INTRODUIT pour la première fois en Suisse en milieu des années 1990, le traitement par injections d’héroïne sous supervision médicale a, tout comme les salles de consommation à moindres risques, déjà fait couler beaucoup d’encre où une vive opposition idéologique perdure à son sujet. « Le nouveau traitement à l’héroïne a suscité à la fois un vif intérêt, des polémiques et bien souvent une certaine confusion », constate Wolfgang Götz, directeur de l’Observatoire européen des drogues et des toxicomanies. Dans son nouveau rapport, l’OEDT établit un état des lieux de la recherche sur cette pratique testée par plusieurs pays au sein et à l’extérieur de l’Europe. Disponibles légalement pour les usagers d’opiacés de longue durée réfractaires à tout autre traitement au Danemark, en Allemagne, aux Pays-Bas, au Royaume-Uni et en Suisse, ces injections d’héroïne médicalisées sont par ailleurs expérimentées en Espagne et au Canada. « Les résultats d’essais internationaux laissent désormais à penser que l’utilisation supervisée d’héroïne médicinale peut constituer un traitement de seconde intention », pour un petit groupe de personnes qui ne répond pas aux autres traitements qu’il s’agisse de sevrage ou de prescription de drogues de substitution (méthadone, buprénomorphine…), souligne le rapport. Ces patients cibles, « ce sont des personnes qui vivent dans des squats, dans des conditions précaires, qui s’injectent dans des conditions toutes aussi précaires et pour lesquelles la réduction des risques est difficile à mettre en œuvre s’il n’y a pas de lieux adaptés pour les recevoir », décrit le Dr Marc Valleur, médecin chef du centre médical Marmottan (Paris).
Les programmes d’injection d’héroïne sous supervision médicale ne doivent toutefois pas être confondus avec les salles de consommation supervisée, encore appelées « salles de shoot ». « L’objectif de la salle de consommation, c’est de faire en sorte que l’acte de consommation de drogues se déroule dans un univers socialisé et sanitarisé », rappelle le Dr Jean-Pierre Couteron, président de l’association nationale des intervenants en toxicomanie et addictologie (ANITEA). Dans une "salle de shoot", la personne arrive dans la structure avec son propre produit qui peut être autre que de l’héroïne injectable. Dans un programme d’injection d’héroïne médicalisée, le produit - de la diacétylmorphine à usage thérapeutique - est proposé et contrôlé par l’équipe soignante qui évolue au sein de cliniques spécialisées ouvertes toute l’année.
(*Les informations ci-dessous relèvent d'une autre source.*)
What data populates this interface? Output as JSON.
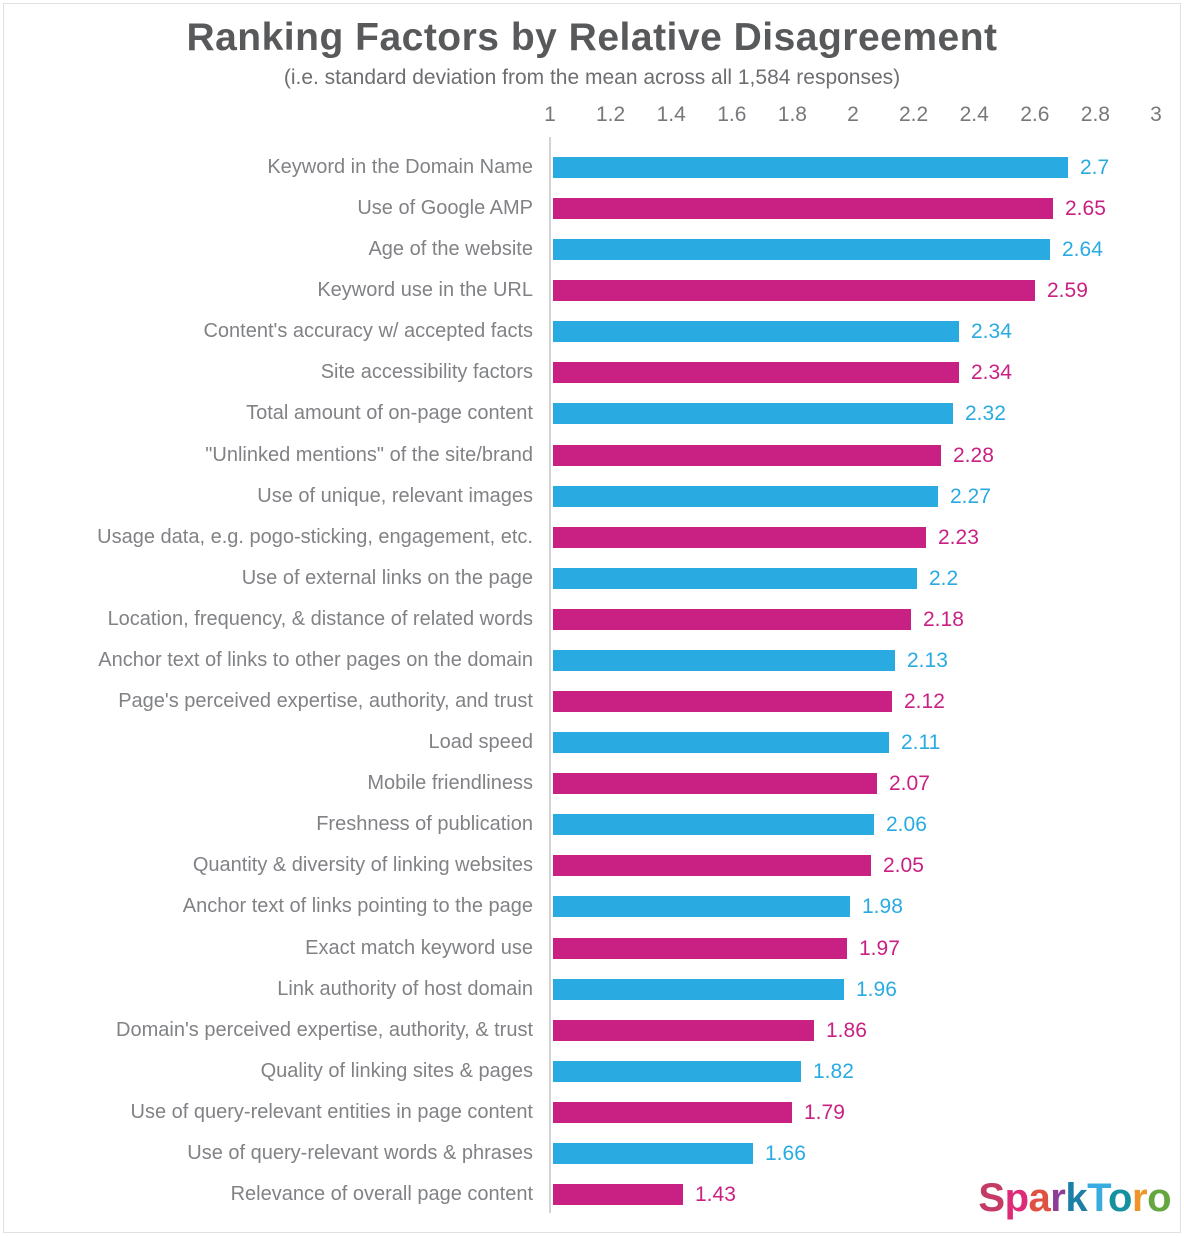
{
  "page": {
    "title": "Ranking Factors by Relative Disagreement",
    "subtitle": "(i.e. standard deviation from the mean across all 1,584 responses)"
  },
  "colors": {
    "bar_blue": "#29ABE2",
    "bar_magenta": "#C92183",
    "title_text": "#58595B",
    "subtitle_text": "#6D6E71",
    "category_text": "#808285",
    "tick_text": "#77787B",
    "axis_line": "#D1D3D4"
  },
  "logo": {
    "name": "SparkToro",
    "letters": [
      {
        "char": "S",
        "color": "#C43B66"
      },
      {
        "char": "p",
        "color": "#DE2B77"
      },
      {
        "char": "a",
        "color": "#DF5140"
      },
      {
        "char": "r",
        "color": "#8D3D93"
      },
      {
        "char": "k",
        "color": "#1B7FA7"
      },
      {
        "char": "T",
        "color": "#3AABDE"
      },
      {
        "char": "o",
        "color": "#13919F"
      },
      {
        "char": "r",
        "color": "#EE9428"
      },
      {
        "char": "o",
        "color": "#66A63F"
      }
    ]
  },
  "chart_data": {
    "type": "bar",
    "orientation": "horizontal",
    "title": "Ranking Factors by Relative Disagreement",
    "subtitle": "(i.e. standard deviation from the mean across all 1,584 responses)",
    "xlim": [
      1,
      3
    ],
    "x_ticks": [
      "1",
      "1.2",
      "1.4",
      "1.6",
      "1.8",
      "2",
      "2.2",
      "2.4",
      "2.6",
      "2.8",
      "3"
    ],
    "grid": false,
    "legend": null,
    "bar_colors": {
      "odd_rows": "#29ABE2",
      "even_rows": "#C92183"
    },
    "categories": [
      "Keyword in the Domain Name",
      "Use of Google AMP",
      "Age of the website",
      "Keyword use in the URL",
      "Content's accuracy w/ accepted facts",
      "Site accessibility factors",
      "Total amount of on-page content",
      "\"Unlinked mentions\" of the site/brand",
      "Use of unique, relevant images",
      "Usage data, e.g. pogo-sticking, engagement, etc.",
      "Use of external links on the page",
      "Location, frequency, & distance of related words",
      "Anchor text of links to other pages on the domain",
      "Page's perceived expertise, authority, and trust",
      "Load speed",
      "Mobile friendliness",
      "Freshness of publication",
      "Quantity & diversity of linking websites",
      "Anchor text of links pointing to the page",
      "Exact match keyword use",
      "Link authority of host domain",
      "Domain's perceived expertise, authority, & trust",
      "Quality of linking sites & pages",
      "Use of query-relevant entities in page content",
      "Use of query-relevant words & phrases",
      "Relevance of overall page content"
    ],
    "values": [
      2.7,
      2.65,
      2.64,
      2.59,
      2.34,
      2.34,
      2.32,
      2.28,
      2.27,
      2.23,
      2.2,
      2.18,
      2.13,
      2.12,
      2.11,
      2.07,
      2.06,
      2.05,
      1.98,
      1.97,
      1.96,
      1.86,
      1.82,
      1.79,
      1.66,
      1.43
    ]
  }
}
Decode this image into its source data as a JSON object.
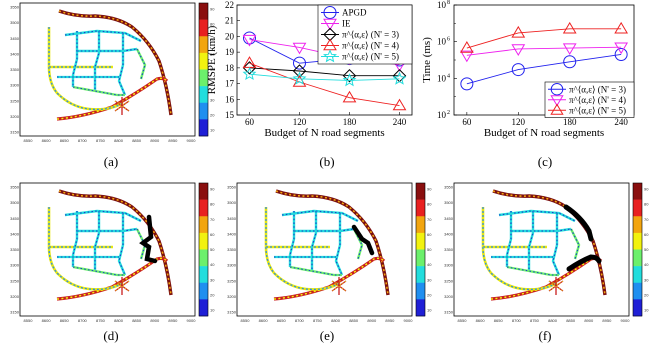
{
  "figure": {
    "panel_labels": [
      "(a)",
      "(b)",
      "(c)",
      "(d)",
      "(e)",
      "(f)"
    ],
    "colors": {
      "apgd": "#2222ee",
      "ie": "#ee22ee",
      "n3": "#000000",
      "n4": "#ee2222",
      "n5": "#22dddd",
      "colorbar": [
        "#1f1fd6",
        "#1f8ff0",
        "#22dddd",
        "#6cf06c",
        "#f2f20f",
        "#f2a50f",
        "#e82020",
        "#8a0f0f"
      ]
    }
  },
  "road_maps": {
    "x_ticks": [
      "8550",
      "8600",
      "8650",
      "8700",
      "8750",
      "8800",
      "8850",
      "8900",
      "8950",
      "9000"
    ],
    "y_ticks": [
      "3550",
      "3500",
      "3450",
      "3400",
      "3350",
      "3300",
      "3250",
      "3200",
      "3150"
    ],
    "colorbar_ticks": [
      "90",
      "80",
      "70",
      "60",
      "50",
      "40",
      "30",
      "20",
      "10"
    ]
  },
  "chart_data": [
    {
      "type": "line",
      "panel": "(b)",
      "xlabel": "Budget of N road segments",
      "ylabel": "RMSPE (km/h)",
      "x": [
        60,
        120,
        180,
        240
      ],
      "xlim": [
        45,
        255
      ],
      "ylim": [
        15,
        22
      ],
      "yticks": [
        "15",
        "16",
        "17",
        "18",
        "19",
        "20",
        "21",
        "22"
      ],
      "xticks": [
        "60",
        "120",
        "180",
        "240"
      ],
      "legend_position": "top-right",
      "series": [
        {
          "name": "APGD",
          "marker": "circle",
          "color": "#2222ee",
          "values": [
            19.9,
            18.3,
            18.6,
            18.5
          ]
        },
        {
          "name": "IE",
          "marker": "triangle-down",
          "color": "#ee22ee",
          "values": [
            19.8,
            19.3,
            18.6,
            18.2
          ]
        },
        {
          "name": "π^⟨α,ε⟩ (N' = 3)",
          "marker": "diamond",
          "color": "#000000",
          "values": [
            18.0,
            17.8,
            17.5,
            17.5
          ]
        },
        {
          "name": "π^⟨α,ε⟩ (N' = 4)",
          "marker": "triangle-up",
          "color": "#ee2222",
          "values": [
            18.3,
            17.1,
            16.1,
            15.6
          ]
        },
        {
          "name": "π^⟨α,ε⟩ (N' = 5)",
          "marker": "star",
          "color": "#22dddd",
          "values": [
            17.6,
            17.3,
            17.2,
            17.3
          ]
        }
      ]
    },
    {
      "type": "line",
      "panel": "(c)",
      "xlabel": "Budget of N road segments",
      "ylabel": "Time (ms)",
      "yscale": "log",
      "x": [
        60,
        120,
        180,
        240
      ],
      "xlim": [
        45,
        255
      ],
      "ylim": [
        100,
        100000000
      ],
      "yticks": [
        {
          "base": "10",
          "exp": "2"
        },
        {
          "base": "10",
          "exp": "4"
        },
        {
          "base": "10",
          "exp": "6"
        },
        {
          "base": "10",
          "exp": "8"
        }
      ],
      "xticks": [
        "60",
        "120",
        "180",
        "240"
      ],
      "legend_position": "bottom-right",
      "series": [
        {
          "name": "π^⟨α,ε⟩ (N' = 3)",
          "marker": "circle",
          "color": "#2222ee",
          "values": [
            5000,
            30000,
            80000,
            200000
          ]
        },
        {
          "name": "π^⟨α,ε⟩ (N' = 4)",
          "marker": "triangle-down",
          "color": "#ee22ee",
          "values": [
            180000,
            400000,
            450000,
            500000
          ]
        },
        {
          "name": "π^⟨α,ε⟩ (N' = 5)",
          "marker": "triangle-up",
          "color": "#ee2222",
          "values": [
            450000,
            3000000,
            5000000,
            5000000
          ]
        }
      ]
    }
  ]
}
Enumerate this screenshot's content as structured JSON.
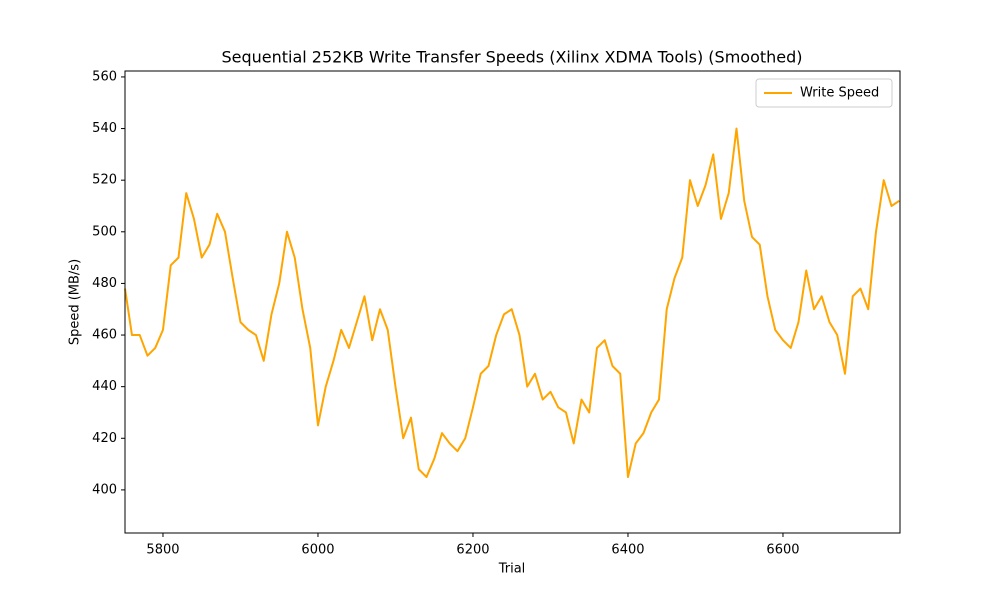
{
  "chart_data": {
    "type": "line",
    "title": "Sequential 252KB Write Transfer Speeds (Xilinx XDMA Tools) (Smoothed)",
    "x_label": "Trial",
    "y_label": "Speed (MB/s)",
    "x": [
      5751,
      5760,
      5770,
      5780,
      5790,
      5800,
      5810,
      5820,
      5830,
      5840,
      5850,
      5860,
      5870,
      5880,
      5890,
      5900,
      5910,
      5920,
      5930,
      5940,
      5950,
      5960,
      5970,
      5980,
      5990,
      6000,
      6010,
      6020,
      6030,
      6040,
      6050,
      6060,
      6070,
      6080,
      6090,
      6100,
      6110,
      6120,
      6130,
      6140,
      6150,
      6160,
      6170,
      6180,
      6190,
      6200,
      6210,
      6220,
      6230,
      6240,
      6250,
      6260,
      6270,
      6280,
      6290,
      6300,
      6310,
      6320,
      6330,
      6340,
      6350,
      6360,
      6370,
      6380,
      6390,
      6400,
      6410,
      6420,
      6430,
      6440,
      6450,
      6460,
      6470,
      6480,
      6490,
      6500,
      6510,
      6520,
      6530,
      6540,
      6550,
      6560,
      6570,
      6580,
      6590,
      6600,
      6610,
      6620,
      6630,
      6640,
      6650,
      6660,
      6670,
      6680,
      6690,
      6700,
      6710,
      6720,
      6730,
      6740,
      6750
    ],
    "series": [
      {
        "name": "Write Speed",
        "color": "#ffa500",
        "values": [
          478,
          460,
          460,
          452,
          455,
          462,
          487,
          490,
          515,
          505,
          490,
          495,
          507,
          500,
          482,
          465,
          462,
          460,
          450,
          468,
          480,
          500,
          490,
          470,
          455,
          425,
          440,
          450,
          462,
          455,
          465,
          475,
          458,
          470,
          462,
          440,
          420,
          428,
          408,
          405,
          412,
          422,
          418,
          415,
          420,
          432,
          445,
          448,
          460,
          468,
          470,
          460,
          440,
          445,
          435,
          438,
          432,
          430,
          418,
          435,
          430,
          455,
          458,
          448,
          445,
          405,
          418,
          422,
          430,
          435,
          470,
          482,
          490,
          520,
          510,
          518,
          530,
          505,
          515,
          540,
          512,
          498,
          495,
          475,
          462,
          458,
          455,
          465,
          485,
          470,
          475,
          465,
          460,
          445,
          475,
          478,
          470,
          500,
          520,
          510,
          512
        ]
      }
    ],
    "xlim": [
      5751,
      6751
    ],
    "ylim": [
      383.3,
      562.3
    ],
    "xticks": [
      5800,
      6000,
      6200,
      6400,
      6600
    ],
    "yticks": [
      400,
      420,
      440,
      460,
      480,
      500,
      520,
      540,
      560
    ],
    "legend": "upper right"
  }
}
Ce type de programme se révèle également beaucoup plus contraignant pour l’usager de drogues que les salles de consommation, en termes de régularité de fréquentation du dispositif.
Point d’équilibre.
Cette approche vise d’abord à réduire l’usage d’héroïne « de rue » chez ces personnes précaires, leur implication dans des activités criminelles liées à leur dépendance tout en améliorant leur bien-être et leur intégration sociale. « Ce qui est attendu par ce traitement, c’est qu’il permette à la personne de se rééquilibrer », souligne le Dr Couteron. « Ensuite, à partir de cette position d’équilibre, soit la personne va tenter de faire un pas supplémentaire (vers le sevrage ou un traitement de substitution), soit au moins, elle va bénéficier de cette position d’équilibre pour évoluer sur les autres terrains de la socialisation, des relations affectives, de la reprofessionnalisation… », explique-t-il. « C’est indéniablement une stratégie efficace mais elle coûte cher », souligne le Dr Marc Valleur. Selon des évaluations économiques menées en Suisse, en Allemagne et aux Pays-Bas, le coût d’un programme de maintenance à l’héroïne serait compris entre 12 700 et 20 400 euros par patient et par an contre une fourchette de 1 600 à 3 500 euros par patients et par an dans le cas d’un programme de traitement à la méthadone. Mais parallèlement, ce coût élevé de prise en charge d’une population restreinte d’usagers de drogues « extrêmement problématiques » est compensé par des économies importantes pour la société, chiffrées par patient et par an à 15 000 euros aux Pays-Bas, à 13 000 euros en Suisse et à 6 000 euros en Allemagne. « Après ce rapport, nous verrons si les discours sont un peu moins chargés idéologiquement sur ce sujet dans notre pays », glisse le Dr Valleur. « Je pense aussi qu’il faudra faire le bilan de la loi de 1970 et mettre à plat l’ensemble du cadre de la prise en charge des problèmes d’addictions. Dans ce cadre-là, pourquoi ne pas faire avancer l’idée d’une ou deux expérimentations dans notre pays ? », interroge-t-il.